# Rotating n random items in an array

Honestly, it should be an incredibly simplistic function, yet it has become the following atrocity:

function rotate(arr, n){

// step 1: pick n different elements in the array
var allIndexes = [];
for(var i = 0; i<arr.length; i++){
allIndexes.push(i);
}

var pickedIndexesToRotate = [];
var valuesOfPickedIndexes = [];
for(var i = 0; i<n; i++){
var randomIndex = Math.floor(Math.random()*allIndexes.length);
valuesOfPickedIndexes.push(arr[allIndexes[randomIndex]]);
pickedIndexesToRotate.push(allIndexes.splice(randomIndex,1)[0]);
}

// step 2: actually rotate those elements...
//         so if n = 3 and pickedIndexesToRotate = [5, 1, 2]
//         we get [10, 60, 20, 40, 50, 30]
for(var i = 1; i<=n; i++){
arr[pickedIndexesToRotate[i == n ? 0 : i]] = valuesOfPickedIndexes.shift();
}

return arr;

}
rotate([10,20,30,40,50,60], 3);


And as it's just for a weekend project and it works I should be happy... but honestly, I can not say I am. It feels like the function is both far too complex for the simplicity of the task and far too inefficient. Looking forward to any and all criticism and advice.
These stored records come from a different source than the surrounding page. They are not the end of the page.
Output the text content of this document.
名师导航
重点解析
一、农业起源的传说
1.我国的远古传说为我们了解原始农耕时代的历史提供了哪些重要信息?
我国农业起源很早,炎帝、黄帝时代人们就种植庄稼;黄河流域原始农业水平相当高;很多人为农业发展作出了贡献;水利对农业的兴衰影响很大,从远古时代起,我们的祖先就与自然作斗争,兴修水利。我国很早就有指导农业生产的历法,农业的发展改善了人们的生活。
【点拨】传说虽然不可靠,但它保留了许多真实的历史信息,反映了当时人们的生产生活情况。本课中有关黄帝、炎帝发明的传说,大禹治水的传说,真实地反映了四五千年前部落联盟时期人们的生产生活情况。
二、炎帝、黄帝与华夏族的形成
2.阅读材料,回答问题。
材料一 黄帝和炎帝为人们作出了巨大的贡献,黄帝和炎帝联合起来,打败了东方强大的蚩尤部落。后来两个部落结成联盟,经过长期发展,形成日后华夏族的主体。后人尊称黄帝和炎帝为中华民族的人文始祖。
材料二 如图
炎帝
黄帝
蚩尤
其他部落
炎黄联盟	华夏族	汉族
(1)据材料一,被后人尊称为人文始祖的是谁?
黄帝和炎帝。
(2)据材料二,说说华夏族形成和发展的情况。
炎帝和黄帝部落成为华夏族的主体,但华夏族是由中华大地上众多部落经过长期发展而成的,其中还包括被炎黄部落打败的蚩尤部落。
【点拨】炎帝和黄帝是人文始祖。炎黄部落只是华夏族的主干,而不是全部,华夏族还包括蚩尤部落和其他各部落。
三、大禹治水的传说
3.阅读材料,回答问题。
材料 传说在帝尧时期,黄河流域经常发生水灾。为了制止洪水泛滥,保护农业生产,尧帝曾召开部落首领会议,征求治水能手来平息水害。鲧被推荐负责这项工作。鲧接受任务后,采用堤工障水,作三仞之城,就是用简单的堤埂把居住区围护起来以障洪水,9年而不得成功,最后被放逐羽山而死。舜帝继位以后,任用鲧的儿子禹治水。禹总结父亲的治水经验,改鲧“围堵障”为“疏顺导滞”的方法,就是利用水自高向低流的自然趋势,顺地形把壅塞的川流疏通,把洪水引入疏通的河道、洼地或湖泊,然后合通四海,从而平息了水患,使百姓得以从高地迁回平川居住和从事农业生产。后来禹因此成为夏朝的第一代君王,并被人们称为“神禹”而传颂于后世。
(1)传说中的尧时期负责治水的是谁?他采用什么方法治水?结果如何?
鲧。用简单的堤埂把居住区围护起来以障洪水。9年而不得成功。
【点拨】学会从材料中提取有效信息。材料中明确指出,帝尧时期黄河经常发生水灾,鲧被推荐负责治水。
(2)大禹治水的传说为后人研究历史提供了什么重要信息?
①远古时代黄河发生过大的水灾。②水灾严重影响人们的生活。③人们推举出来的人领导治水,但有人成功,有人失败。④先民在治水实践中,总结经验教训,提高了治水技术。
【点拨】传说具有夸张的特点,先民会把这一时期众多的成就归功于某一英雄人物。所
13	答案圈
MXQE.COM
(And just for the record: I wouldn't normally have those comments in my code as I believe code should be self explanatory, but it seemed useful in this case (as in, on codereview.SE) to make the intent of the function clear.)
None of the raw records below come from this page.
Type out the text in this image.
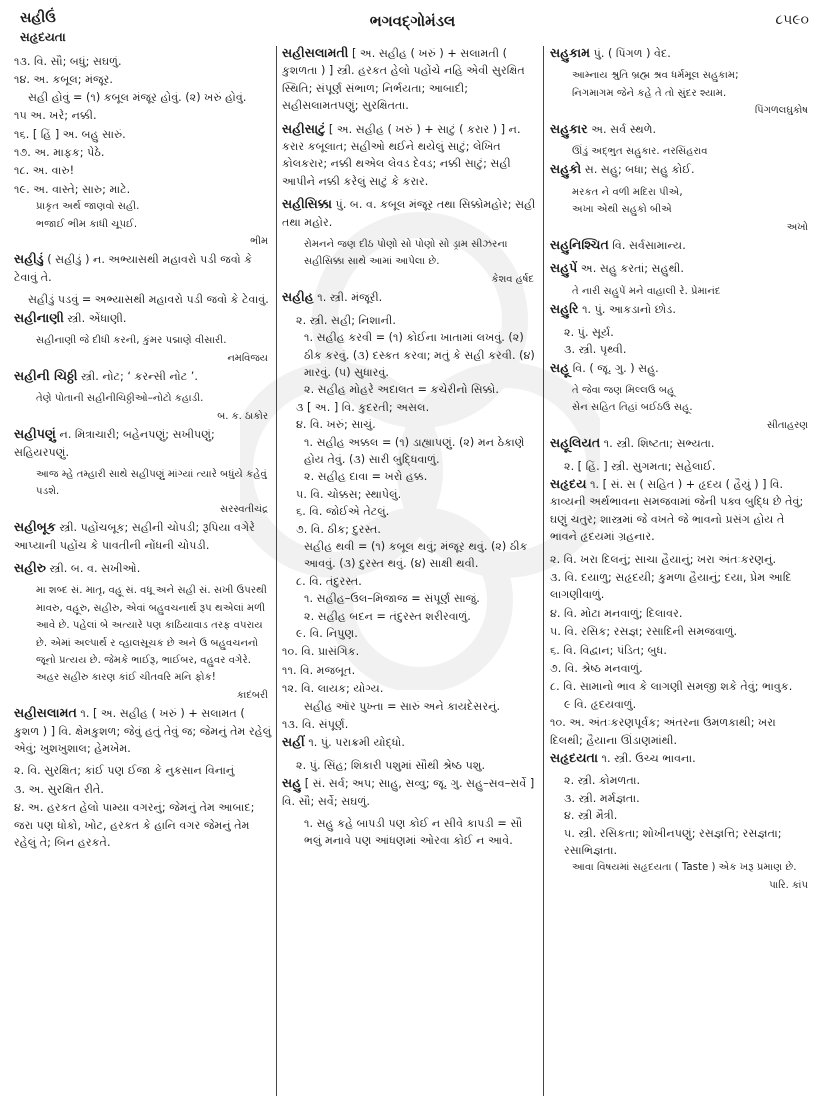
સહીઉં
સહૃદયતા
ભગવદ્ગોમંડલ	૮૫૯૦
૧૩. વિ. સૌ; બધું; સઘળું.
૧૪. અ. કબૂલ; મંજૂર.
સહી હોવું = (૧) કબૂલ મંજૂર હોવું. (૨) ખરું હોવું.
૧૫ અ. ખરે; નક્કી.
૧૬. [ હિં ] અ. બહુ સારું.
૧૭. અ. માફક; પેઠે.
૧૮. અ. વારુ!
૧૯. અ. વાસ્તે; સારુ; માટે.
પ્રાકૃત અર્થ જાણવો સહી.
ભજાઈ ભીમ કાધી ચૂપઈ.
ભીમ
સહીડું ( સહીડું ) ન. અભ્યાસથી મહાવરો પડી જવો કે ટેવાવું તે.
સહીડું પડવું = અભ્યાસથી મહાવરો પડી જવો કે ટેવાવું.
સહીનાણી સ્ત્રી. એંધાણી.
સહીનાણી જે દીધી કરની, કુંમર પદ્માણે વીસારી.
નમવિજય
સહીની ચિઠ્ઠી સ્ત્રી. નોટ; ‘ કરન્સી નોટ ’.
તેણે પોતાની સહીનીચિઠ્ઠીઓ–નોટો કહાડી.
બ. ક. ઠાકોર
સહીપણું ન. મિત્રાચારી; બહેનપણું; સખીપણું; સહિયરપણું.
આજ મ્હે તમ્હારી સાથે સહીપણું માંગ્યાં ત્યારે બધુંયે કહેવું પડશે.
સરસ્વતીચંદ્ર
સહીબૂક સ્ત્રી. પહોંચબૂક; સહીની ચોપડી; રૂપિયા વગેરે આપ્યાની પહોંચ કે પાવતીની નોંધની ચોપડી.
સહીરુ સ્ત્રી. બ. વ. સખીઓ.
મા શબ્દ સં. માતૃ, વહૂ સં. વધૂ અને સહી સં. સખી ઉપરથી માવરુ, વહૂરુ, સહીરુ, એવાં બહુવચનાર્થ રૂપ થએલાં મળી આવે છે. પહેલાં બે અત્યારે પણ કાઠિયાવાડ તરફ વપરાય છે. એમાં અલ્પાર્થ ર વ્હાલસૂચક છે અને ઉ બહુવચનનો જૂનો પ્રત્યય છે. જેમકે ભાઈરૂ, ભાઈબર, વહુવર વગેરે. અહર સહીરુ કારણ કાંઈ ચીતવરિ મનિ ફોક!
કાદંબરી
સહીસલામત ૧. [ અ. સહીહ ( ખરું ) + સલામત ( કુશળ ) ] વિ. ક્ષેમકુશળ; જેવું હતું તેવું જ; જેમનું તેમ રહેલું એવું; ખુશખુશાલ; હેમખેમ.
૨. વિ. સુરક્ષિત; કાંઈ પણ ઈજા કે નુકસાન વિનાનું
૩. અ. સુરક્ષિત રીતે.
૪. અ. હરકત હેલો પામ્યા વગરનું; જેમનું તેમ આબાદ; જરા પણ ધોકો, ખોટ, હરકત કે હાનિ વગર જેમનું તેમ રહેલું તે; બિન હરકતે.
સહીસલામતી [ અ. સહીહ ( ખરું ) + સલામતી ( કુશળતા ) ] સ્ત્રી. હરકત હેલો પહોંચે નહિ એવી સુરક્ષિત સ્થિતિ; સંપૂર્ણ સંભાળ; નિર્ભયતા; આબાદી; સહીસલામતપણું; સુરક્ષિતતા.
સહીસાટું [ અ. સહીહ ( ખરું ) + સાટું ( કરાર ) ] ન. કરાર કબૂલાત; સહીઓ થઈને થયેલું સાટું; લેખિત કોલકરાર; નક્કી થએલ લેવડ દેવડ; નક્કી સાટું; સહી આપીને નક્કી કરેલું સાટું કે કરાર.
સહીસિક્કા પું. બ. વ. કબૂલ મંજૂર તથા સિક્કોમહોર; સહી તથા મહોર.
રોમનને જણ દીઠ પોણો સો પોણો સો ડ્રામ સીઝરના સહીસિક્કા સાથે આમાં આપેલા છે.
કેશવ હર્ષદ
સહીહ ૧. સ્ત્રી. મંજૂરી.
૨. સ્ત્રી. સહી; નિશાની.
૧. સહીહ કરવી = (૧) કોઈના ખાતામાં લખવું. (૨) ઠીક કરવું. (૩) દસ્કત કરવા; મતું કે સહી કરવી. (૪) મારવું. (૫) સુધારવું.
૨. સહીહ મોહરે અદાલત = કચેરીનો સિક્કો.
૩ [ અ. ] વિ. કુદરતી; અસલ.
૪. વિ. ખરું; સાચું.
૧. સહીહ અક્કલ = (૧) ડાહ્યાપણું. (૨) મન ઠેકાણે હોય તેવું. (૩) સારી બુદ્ધિવાળું.
૨. સહીહ દાવા = ખરો હક્ક.
૫. વિ. ચોક્કસ; સ્થાપેલું.
૬. વિ. જોઈએ તેટલું.
૭. વિ. ઠીક; દુરસ્ત.
સહીહ થવી = (૧) કબૂલ થવું; મંજૂર થવું. (૨) ઠીક આવવું. (૩) દુરસ્ત થવું. (૪) સાક્ષી થવી.
૮. વિ. તંદુરસ્ત.
૧. સહીહ–ઉલ–મિજાજ = સંપૂર્ણ સાજું.
૨. સહીહ બદન = તંદુરસ્ત શરીરવાળું.
૯. વિ. નિપુણ.
૧૦. વિ. પ્રાસંગિક.
૧૧. વિ. મજબૂત.
૧૨. વિ. લાયક; યોગ્ય.
સહીહ ઑર પુખ્તા = સારું અને કાયદેસરનું.
૧૩. વિ. સંપૂર્ણ.
સહીં ૧. પું. પરાક્રમી યોદ્ધો.
૨. પું. સિંહ; શિકારી પશુમાં સૌથી શ્રેષ્ઠ પશુ.
સહુ [ સં. સર્વ; અપ; સાહુ, સવ્વુ; જૂ. ગુ. સહુ–સવ–સર્વે ] વિ. સૌ; સર્વે; સઘળું.
૧. સહુ કહે બાપડી પણ કોઈ ન સીવે કાપડી = સૌ ભલું મનાવે પણ આંધણમાં ઓરવા કોઈ ન આવે.
સહુકામ પું. ( પિંગળ ) વેદ.
આમ્નાય શ્રુતિ બ્રહ્મ શ્રવ ધર્મમૂલ સહુકામ;
નિગમાગમ જેને કહે તે તો સુંદર શ્યામ.
પિંગળલઘુકોષ
સહુકાર અ. સર્વ સ્થળે.
ઊંડું અદ્ભુત સહુકાર. નરસિંહરાવ
સહુકો સ. સહુ; બધા; સહુ કોઈ.
મરકત ને વળી મદિરા પીએ,
અખા એથી સહુકો બીએ
અખો
સહુનિશ્ચિત વિ. સર્વસામાન્ય.
સહુપેં અ. સહુ કરતાં; સહુથી.
તે નારી સહુપેં મને વાહાલી રે. પ્રેમાનંદ
સહુરિ ૧. પું. આકડાનો છોડ.
૨. પું. સૂર્ય.
૩. સ્ત્રી. પૃથ્વી.
સહૂ વિ. ( જૂ. ગુ. ) સહુ.
તે જેવા જણ મિલ્લઉ બહૂ
સેન સહિત તિહાં બઈઠઉ સહૂ.
સીતાહરણ
સહૂલિયત ૧. સ્ત્રી. શિષ્ટતા; સભ્યતા.
૨. [ હિં. ] સ્ત્રી. સુગમતા; સહેલાઈ.
સહૃદય ૧. [ સં. સ ( સહિત ) + હૃદય ( હૈયું ) ] વિ. કાવ્યની અર્થભાવના સમજવામાં જેની પક્વ બુદ્ધિ છે તેવું; ઘણું ચતુર; શાસ્ત્રમાં જે વખતે જે ભાવનો પ્રસંગ હોય તે ભાવને હૃદયમાં ગ્રહનાર.
૨. વિ. ખરા દિલનું; સાચા હૈયાનું; ખરા અંતઃકરણનું.
૩. વિ. દયાળુ; સહૃદયી; કુમળા હૈયાનું; દયા, પ્રેમ આદિ લાગણીવાળું.
૪. વિ. મોટા મનવાળું; દિલાવર.
૫. વિ. રસિક; રસજ્ઞ; રસાદિની સમજવાળું.
૬. વિ. વિદ્વાન; પંડિત; બુધ.
૭. વિ. શ્રેષ્ઠ મનવાળું.
૮. વિ. સામાનો ભાવ કે લાગણી સમજી શકે તેવું; ભાવુક.
૯ વિ. હૃદયવાળું.
૧૦. અ. અંતઃકરણપૂર્વક; અંતરના ઉમળકાથી; ખરા દિલથી; હૈયાના ઊંડાણમાંથી.
સહૃદયતા ૧. સ્ત્રી. ઉચ્ચ ભાવના.
૨. સ્ત્રી. કોમળતા.
૩. સ્ત્રી. મર્મજ્ઞતા.
૪. સ્ત્રી મૈત્રી.
૫. સ્ત્રી. રસિકતા; શોખીનપણું; રસજ્ઞત્તિ; રસજ્ઞતા; રસાભિજ્ઞતા.
આવા વિષયમાં સહૃદયતા ( Taste ) એક ખરૂ પ્રમાણ છે.
પારિ. કાંપ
First of all, I wouldn't call it "rotate" as rotate has a significant meaning in programming. What you're doing though is picking up n random values and rotating them by themselves, and not in context to the array itself.

Anyways, I'll just explain in the code for the rest.

function rotate(arr, n){

// I wouldn't want to mutate the original array in the operation
// so instead I operate on a shallow copy of the array.
var arrToOperate = arr.slice();

// Then we select indices by random.
// The | 0 at the end truncates the decimal part, like floor.
// We sort, since rotation needs to know who is last/first.
var selectedIndices = [];
for(var i = n; i--;) selectedIndices.push((Math.random()*arr.length) | 0);
selectedIndices.sort();

// Now the actual rotation. If value isn't the zeroth number, get the next
// otherwise get the one from the other end.
for(var j = n; j--;) arrToOperate[selectedIndices[j]] = arr[selectedIndices[(!j ? n : j) - 1]];

return arrToOperate;

}

alert(JSON.stringify(rotate([10,20,30,40,50,60], 3)));

Looping backwards is personal preference, because I don't have to use comparison operators, and I can always use 0 as the terminator value.

The | 0 is also a personal preference, as it is shorter (and sometimes faster) than Math.floor.